Le cocktail connaît un fort regain d’intérêt. Derrière ce renouveau se cache une expérience client réinventée: service, ingrédients, concepts. Décryptage avec le consultant Fernando Castellon.

Consultant international dans les métiers du bar, des cocktails et des spiritueux, Fernando Castellon a effectué des voyages d’étude dans plus de 40 pays. Il a commencé à travailler dans l’univers du bar au milieu des années 1990; au moment du renouveau du cocktail à Londres. Il accompagne les professionnels de la restauration, ainsi que les écoles hôtelières. Il organise depuis 13 ans les Trophées du Bar, un concours-métier indépendant. Il décrypte, pour Business & Marchés, les enjeux de la nouvelle scène cocktail – qui n’est pas seulement parisienne.

Quelles tendances fortes avez-vous constaté ces dernières années dans l’univers du bar?

Fernando Castellon — Les tendances peuvent être recensées à plusieurs niveaux. En France, on les constate sur deux canaux : du côté des consommateurs, la consommation de cocktails se développe fortement tant en soirée, qu’au moment de l’apéritif, avec des recettes simples dans l’esprit du Spritz, ou du Gin Tonic. Du côté des professionnels, on entre dans une phase dans laquelle, au-delà d’un bon cocktail, on va essayer de renforcer l’expérience client en apportant plus de contexte ou une histoire au cocktail avec, d’une part, un rituel de service, comme un récipient ou un ustensile qui pourra complexifier l’élaboration du cocktail.
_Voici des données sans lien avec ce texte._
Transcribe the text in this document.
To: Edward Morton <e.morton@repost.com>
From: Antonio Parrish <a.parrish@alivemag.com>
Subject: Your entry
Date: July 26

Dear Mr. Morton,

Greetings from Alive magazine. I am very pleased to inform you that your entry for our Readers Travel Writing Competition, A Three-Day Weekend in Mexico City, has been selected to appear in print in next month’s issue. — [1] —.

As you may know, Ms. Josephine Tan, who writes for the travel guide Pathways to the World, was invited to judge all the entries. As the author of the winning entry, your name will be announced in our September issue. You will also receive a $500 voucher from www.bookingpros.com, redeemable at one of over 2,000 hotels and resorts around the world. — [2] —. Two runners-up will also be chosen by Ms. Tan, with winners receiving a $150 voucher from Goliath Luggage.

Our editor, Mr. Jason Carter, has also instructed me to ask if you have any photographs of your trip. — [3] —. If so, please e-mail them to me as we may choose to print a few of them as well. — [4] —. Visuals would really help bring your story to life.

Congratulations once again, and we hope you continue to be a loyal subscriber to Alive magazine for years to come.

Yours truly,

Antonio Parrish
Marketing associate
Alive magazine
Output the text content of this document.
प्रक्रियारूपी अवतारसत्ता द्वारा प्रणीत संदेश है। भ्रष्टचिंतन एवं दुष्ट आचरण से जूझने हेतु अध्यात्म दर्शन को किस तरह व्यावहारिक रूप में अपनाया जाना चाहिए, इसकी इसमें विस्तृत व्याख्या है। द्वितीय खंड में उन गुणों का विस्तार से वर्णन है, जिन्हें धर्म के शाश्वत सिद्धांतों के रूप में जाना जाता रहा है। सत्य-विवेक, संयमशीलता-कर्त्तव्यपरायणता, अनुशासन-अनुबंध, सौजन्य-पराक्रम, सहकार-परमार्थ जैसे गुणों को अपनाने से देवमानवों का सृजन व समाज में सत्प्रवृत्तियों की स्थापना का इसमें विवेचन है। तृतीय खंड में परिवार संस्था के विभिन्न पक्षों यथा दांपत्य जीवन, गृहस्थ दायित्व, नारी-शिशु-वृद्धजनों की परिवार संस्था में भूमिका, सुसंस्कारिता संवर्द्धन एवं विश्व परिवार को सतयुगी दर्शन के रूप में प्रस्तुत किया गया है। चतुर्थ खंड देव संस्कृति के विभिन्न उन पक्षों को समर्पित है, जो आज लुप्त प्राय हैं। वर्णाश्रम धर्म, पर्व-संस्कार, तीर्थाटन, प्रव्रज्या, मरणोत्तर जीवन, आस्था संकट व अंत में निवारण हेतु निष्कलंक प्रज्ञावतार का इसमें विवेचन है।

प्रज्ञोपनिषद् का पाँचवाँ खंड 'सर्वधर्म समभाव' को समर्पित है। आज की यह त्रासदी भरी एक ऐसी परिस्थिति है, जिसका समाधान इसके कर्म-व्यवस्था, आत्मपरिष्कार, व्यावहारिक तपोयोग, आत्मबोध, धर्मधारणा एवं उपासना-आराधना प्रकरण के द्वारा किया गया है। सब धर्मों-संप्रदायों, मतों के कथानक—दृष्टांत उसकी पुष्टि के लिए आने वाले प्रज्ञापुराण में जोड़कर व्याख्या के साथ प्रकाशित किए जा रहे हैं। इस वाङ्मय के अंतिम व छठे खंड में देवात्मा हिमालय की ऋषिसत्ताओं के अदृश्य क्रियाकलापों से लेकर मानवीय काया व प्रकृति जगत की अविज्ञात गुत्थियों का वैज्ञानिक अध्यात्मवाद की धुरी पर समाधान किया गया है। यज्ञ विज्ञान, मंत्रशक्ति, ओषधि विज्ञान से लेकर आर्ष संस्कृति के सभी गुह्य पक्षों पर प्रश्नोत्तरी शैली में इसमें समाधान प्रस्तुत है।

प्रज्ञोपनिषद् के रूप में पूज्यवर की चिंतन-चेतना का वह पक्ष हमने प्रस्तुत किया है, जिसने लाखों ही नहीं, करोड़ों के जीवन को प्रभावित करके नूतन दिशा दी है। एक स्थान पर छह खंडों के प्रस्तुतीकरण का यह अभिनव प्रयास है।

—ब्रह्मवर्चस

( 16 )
D’autre part, des ingrédients atypiques, comme un ingrédient obscur inconnu, ou réhabilité astucieusement. Enfin, des accessoires, comme un verre ou un contenant qui sublime ou qui surprend le consommateur (pour le service du cocktail au client). À l’international, les tendances s’initient surtout dans les marchés matures comme les États-Unis et la Grande-Bretagne.
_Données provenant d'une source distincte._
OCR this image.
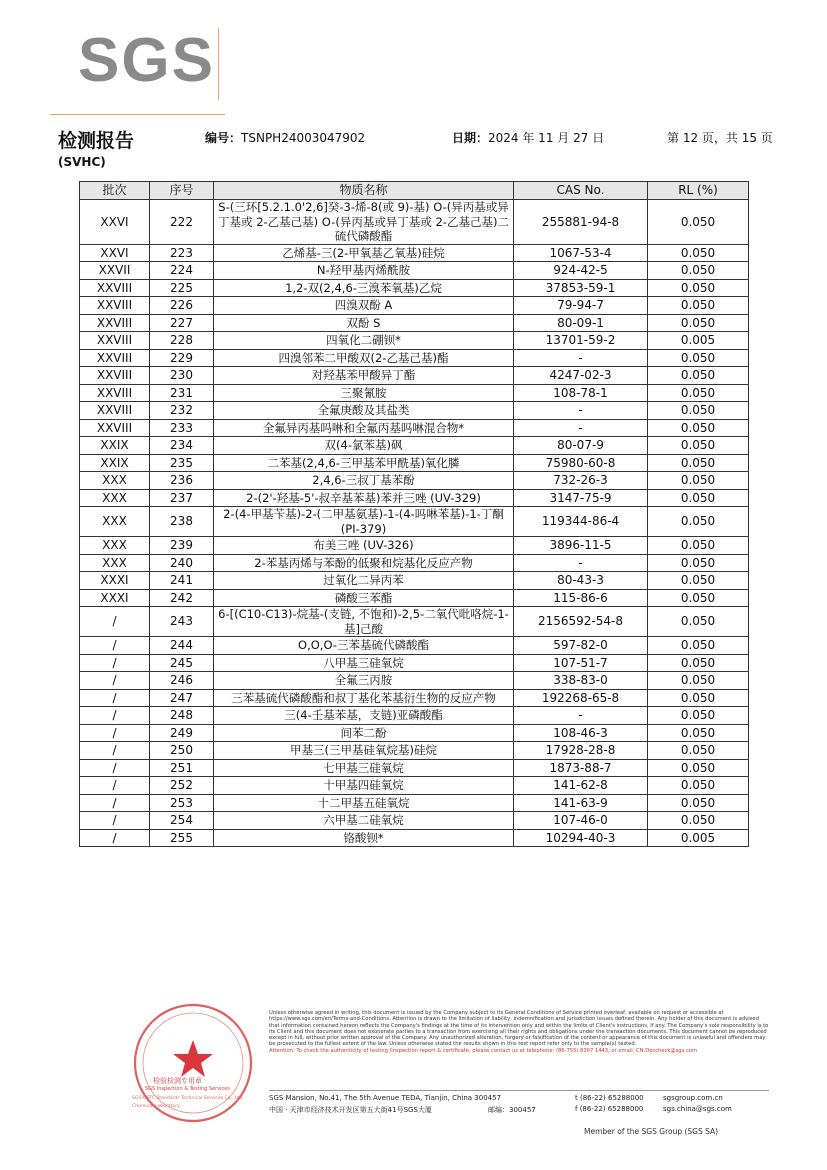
SGS
检测报告	编号：TSNPH24003047902	日期：2024 年 11 月 27 日	第 12 页，共 15 页
(SVHC)
批次	序号	物质名称	CAS No.	RL (%)
XXVI	222	S-(三环[5.2.1.0'2,6]癸-3-烯-8(或 9)-基) O-(异丙基或异丁基或 2-乙基己基) O-(异丙基或异丁基或 2-乙基己基)二硫代磷酸酯	255881-94-8	0.050
XXVI	223	乙烯基-三(2-甲氧基乙氧基)硅烷	1067-53-4	0.050
XXVII	224	N-羟甲基丙烯酰胺	924-42-5	0.050
XXVIII	225	1,2-双(2,4,6-三溴苯氧基)乙烷	37853-59-1	0.050
XXVIII	226	四溴双酚 A	79-94-7	0.050
XXVIII	227	双酚 S	80-09-1	0.050
XXVIII	228	四氧化二硼钡*	13701-59-2	0.005
XXVIII	229	四溴邻苯二甲酸双(2-乙基己基)酯	-	0.050
XXVIII	230	对羟基苯甲酸异丁酯	4247-02-3	0.050
XXVIII	231	三聚氰胺	108-78-1	0.050
XXVIII	232	全氟庚酸及其盐类	-	0.050
XXVIII	233	全氟异丙基吗啉和全氟丙基吗啉混合物*	-	0.050
XXIX	234	双(4-氯苯基)砜	80-07-9	0.050
XXIX	235	二苯基(2,4,6-三甲基苯甲酰基)氧化膦	75980-60-8	0.050
XXX	236	2,4,6-三叔丁基苯酚	732-26-3	0.050
XXX	237	2-(2'-羟基-5'-叔辛基苯基)苯并三唑 (UV-329)	3147-75-9	0.050
XXX	238	2-(4-甲基苄基)-2-(二甲基氨基)-1-(4-吗啉苯基)-1-丁酮 (PI-379)	119344-86-4	0.050
XXX	239	布美三唑 (UV-326)	3896-11-5	0.050
XXX	240	2-苯基丙烯与苯酚的低聚和烷基化反应产物	-	0.050
XXXI	241	过氧化二异丙苯	80-43-3	0.050
XXXI	242	磷酸三苯酯	115-86-6	0.050
/	243	6-[(C10-C13)-烷基-(支链, 不饱和)-2,5-二氧代吡咯烷-1-基]己酸	2156592-54-8	0.050
/	244	O,O,O-三苯基硫代磷酸酯	597-82-0	0.050
/	245	八甲基三硅氧烷	107-51-7	0.050
/	246	全氟三丙胺	338-83-0	0.050
/	247	三苯基硫代磷酸酯和叔丁基化苯基衍生物的反应产物	192268-65-8	0.050
/	248	三(4-壬基苯基，支链)亚磷酸酯	-	0.050
/	249	间苯二酚	108-46-3	0.050
/	250	甲基三(三甲基硅氧烷基)硅烷	17928-28-8	0.050
/	251	七甲基三硅氧烷	1873-88-7	0.050
/	252	十甲基四硅氧烷	141-62-8	0.050
/	253	十二甲基五硅氧烷	141-63-9	0.050
/	254	六甲基二硅氧烷	107-46-0	0.050
/	255	铬酸钡*	10294-40-3	0.005
检验检测专用章
SGS Inspection & Testing Services
SGS-CSTC Standards Technical Services Co., Ltd.
Chemical Laboratory
Unless otherwise agreed in writing, this document is issued by the Company subject to its General Conditions of Service printed overleaf, available on request or accessible at https://www.sgs.com/en/Terms-and-Conditions. Attention is drawn to the limitation of liability, indemnification and jurisdiction issues defined therein. Any holder of this document is advised that information contained hereon reflects the Company's findings at the time of its intervention only and within the limits of Client's instructions, if any. The Company's sole responsibility is to its Client and this document does not exonerate parties to a transaction from exercising all their rights and obligations under the transaction documents. This document cannot be reproduced except in full, without prior written approval of the Company. Any unauthorized alteration, forgery or falsification of the content or appearance of this document is unlawful and offenders may be prosecuted to the fullest extent of the law. Unless otherwise stated the results shown in this test report refer only to the sample(s) tested.
Attention: To check the authenticity of testing /inspection report & certificate, please contact us at telephone: (86-755) 8307 1443, or email: CN.Doccheck@sgs.com
SGS Mansion, No.41, The 5th Avenue TEDA, Tianjin, China 300457
中国 · 天津市经济技术开发区第五大街41号SGS大厦	邮编：300457
t (86-22) 65288000
f (86-22) 65288000
sgsgroup.com.cn
sgs.china@sgs.com
Member of the SGS Group (SGS SA)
Comment expliquez-vous le fort engouement actuel pour les cocktails?

Il était attendu depuis plus d’une dizaine d’années. Bien que Paris ait déjà été l’une des capitales mondiales du cocktail pendant les années 1920 et 1930, comme nous le prouvent plusieurs ouvrages dont Les Cocktails de Paris, publié en 1929, et grâce à la multitude des produits de première qualité, fabriqués avec le savoir-faire français, en passant par le cognac, le champagne, les liqueurs et les apéritifs historiques qui étaient connus et appréciés dans le monde entier. Le renouveau du cocktail a commencé à l’étranger au milieu des années 1990 à New York et Londres, il s’est implanté doucement en France à partir de 2002, quand on a pu voir réapparaître le mot « cocktail » sur les devantures des brasseries-cafés-lounges sans le mot « glacier » à côté… Car auparavant, le cocktail était toujours présent en France, mais réservé aux initiés qui se rendaient dans les palaces pour les apprécier.

« Des professionnels aguerris qui défendent leur approche créative »
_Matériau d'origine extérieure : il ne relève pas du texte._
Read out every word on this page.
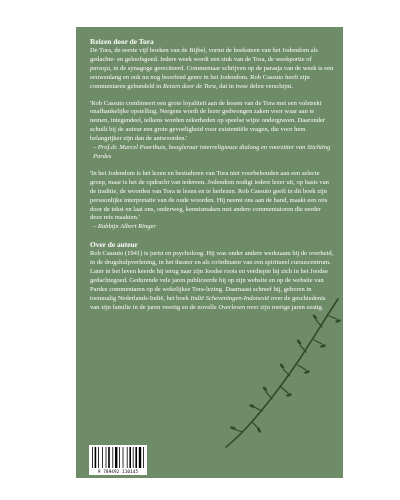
Reizen door de Tora

De Tora, de eerste vijf boeken van de Bijbel, vormt de hoeksteen van het Jodendom als gedachte- en geloofsgoed. Iedere week wordt een stuk van de Tora, de weekportie of parasja, in de synagoge gereciteerd. Commentaar schrijven op de parasja van de week is een eeuwenlang en ook nu nog beoefend genre in het Jodendom. Rob Cassuto heeft zijn commentaren gebundeld in Reizen door de Tora, dat in twee delen verschijnt.

'Rob Cassuto combineert een grote loyaliteit aan de lessen van de Tora met een volstrekt onafhankelijke opstelling. Nergens wordt de lezer gedwongen zaken voor waar aan te nemen, integendeel, telkens worden zekerheden op speelse wijze ondergraven. Daaronder schuilt bij de auteur een grote gevoeligheid voor existentiële vragen, die voor hem belangrijker zijn dan de antwoorden.'

– Prof.dr. Marcel Poorthuis, hoogleraar interreligieuze dialoog en voorzitter van Stichting Pardes

'In het Jodendom is het lezen en bestuderen van Tora niet voorbehouden aan een selecte groep, maar is het de opdracht van iedereen. Jodendom nodigt iedere lezer uit, op basis van de traditie, de woorden van Tora te lezen en te herlezen. Rob Cassuto geeft in dit boek zijn persoonlijke interpretatie van de oude woorden. Hij neemt ons aan de hand, maakt een reis door de tekst en laat ons, onderweg, kennismaken met andere commentatoren die eerder deze reis maakten.'

– Rabbijn Albert Ringer

Over de auteur

Rob Cassuto (1941) is jurist en psycholoog. Hij was onder andere werkzaam bij de overheid, in de drugshulpverlening, in het theater en als coördinator van een spiritueel cursuscentrum. Later in het leven keerde hij terug naar zijn Joodse roots en verdiepte hij zich in het Joodse gedachtegoed. Gedurende vele jaren publiceerde hij op zijn website en op de website van Pardes commentaren op de wekelijkse Tora-lezing. Daarnaast schreef hij, geboren in toenmalig Nederlands-Indië, het boek Indië Scheveningen-Indonesië over de geschiedenis van zijn familie in de jaren veertig en de novelle Overleven over zijn roerige jaren zestig.

9 789492 110145
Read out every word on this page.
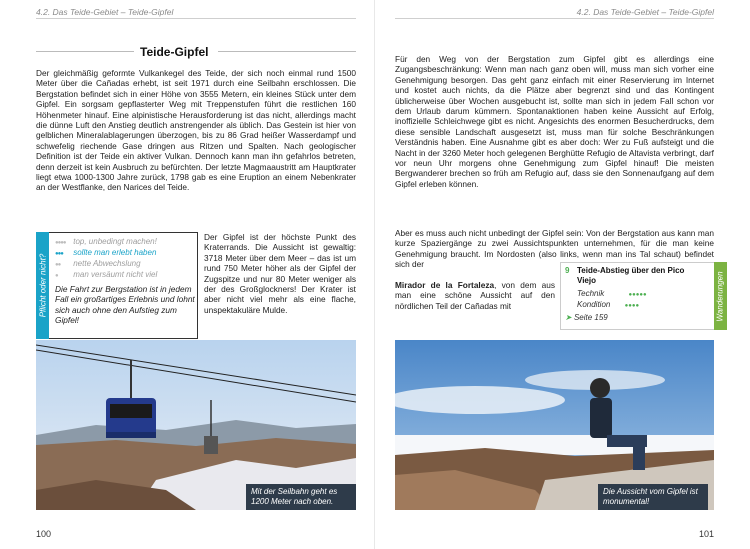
4.2. Das Teide-Gebiet – Teide-Gipfel
Teide-Gipfel
Der gleichmäßig geformte Vulkankegel des Teide, der sich noch einmal rund 1500 Meter über die Cañadas erhebt, ist seit 1971 durch eine Seilbahn erschlossen. Die Bergstation befindet sich in einer Höhe von 3555 Metern, ein kleines Stück unter dem Gipfel. Ein sorgsam gepflasterter Weg mit Treppenstufen führt die restlichen 160 Höhenmeter hinauf. Eine alpinistische Herausforderung ist das nicht, allerdings macht die dünne Luft den Anstieg deutlich anstrengender als üblich. Das Gestein ist hier von gelblichen Mineralablagerungen überzogen, bis zu 86 Grad heißer Wasserdampf und schwefelig riechende Gase dringen aus Ritzen und Spalten. Nach geologischer Definition ist der Teide ein aktiver Vulkan. Dennoch kann man ihn gefahrlos betreten, denn derzeit ist kein Ausbruch zu befürchten. Der letzte Magmaaustritt am Hauptkrater liegt etwa 1000-1300 Jahre zurück, 1798 gab es eine Eruption an einem Nebenkrater an der Westflanke, den Narices del Teide.
Pflicht oder nicht?
●●●● top, unbedingt machen!
●●● sollte man erlebt haben
●● nette Abwechslung
● man versäumt nicht viel
Die Fahrt zur Bergstation ist in jedem Fall ein großartiges Erlebnis und lohnt sich auch ohne den Aufstieg zum Gipfel!
Der Gipfel ist der höchste Punkt des Kraterrands. Die Aussicht ist gewaltig: 3718 Meter über dem Meer – das ist um rund 750 Meter höher als der Gipfel der Zugspitze und nur 80 Meter weniger als der des Großglockners! Der Krater ist aber nicht viel mehr als eine flache, unspektakuläre Mulde.
Mit der Seilbahn geht es 1200 Meter nach oben.
100
4.2. Das Teide-Gebiet – Teide-Gipfel
Für den Weg von der Bergstation zum Gipfel gibt es allerdings eine Zugangsbeschränkung: Wenn man nach ganz oben will, muss man sich vorher eine Genehmigung besorgen. Das geht ganz einfach mit einer Reservierung im Internet und kostet auch nichts, da die Plätze aber begrenzt sind und das Kontingent üblicherweise über Wochen ausgebucht ist, sollte man sich in jedem Fall schon vor dem Urlaub darum kümmern. Spontanaktionen haben keine Aussicht auf Erfolg, inoffizielle Schleichwege gibt es nicht. Angesichts des enormen Besucherdrucks, dem diese sensible Landschaft ausgesetzt ist, muss man für solche Beschränkungen Verständnis haben. Eine Ausnahme gibt es aber doch: Wer zu Fuß aufsteigt und die Nacht in der 3260 Meter hoch gelegenen Berghütte Refugio de Altavista verbringt, darf vor neun Uhr morgens ohne Genehmigung zum Gipfel hinauf! Die meisten Bergwanderer brechen so früh am Refugio auf, dass sie den Sonnenaufgang auf dem Gipfel erleben können.
Aber es muss auch nicht unbedingt der Gipfel sein: Von der Bergstation aus kann man kurze Spaziergänge zu zwei Aussichtspunkten unternehmen, für die man keine Genehmigung braucht. Im Nordosten (also links, wenn man ins Tal schaut) befindet sich der
9 Teide-Abstieg über den Pico Viejo
Technik	●●●●●
Kondition ●●●●
➤ Seite 159	Wanderungen
Mirador de la Fortaleza, von dem aus man eine schöne Aussicht auf den nördlichen Teil der Cañadas mit
Die Aussicht vom Gipfel ist monumental!
101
Quelles initiatives ont réveillé la scène cocktail française?

C’est en 2006 à Lyon avec le Soda Bar, suivi en 2007 à Paris de l’Experimental Cocktail Club, qu’un public branché, qui ne fréquentait pas les bars d’hôtels, a pu retrouver ou découvrir les cocktails élaborés avec de bons produits et en phase avec les codes internationaux, pour enfin sortir du stéréotype du cocktail à l’époque : long-drink fruité-sucré, avec son morceau de fruit plus ou moins imposant en décoration. C’est juste une évolution logique avec des Français qui voyagent de plus en plus vers des destinations comme Londres et New York, où l’on consomme principalement des cocktails dès l’apéritif et jusqu’au bout de la nuit. Renforcé par une visibilité des cocktails dans des séries phares comme « Sex in the City » et « Mad Men » entre autres… Il y a une évolution des comportements, on mange de plus en plus à l’extérieur de chez soi, et quitte à boire moins, autant découvrir de nouvelles sensations, ou obtenir son cocktail préféré.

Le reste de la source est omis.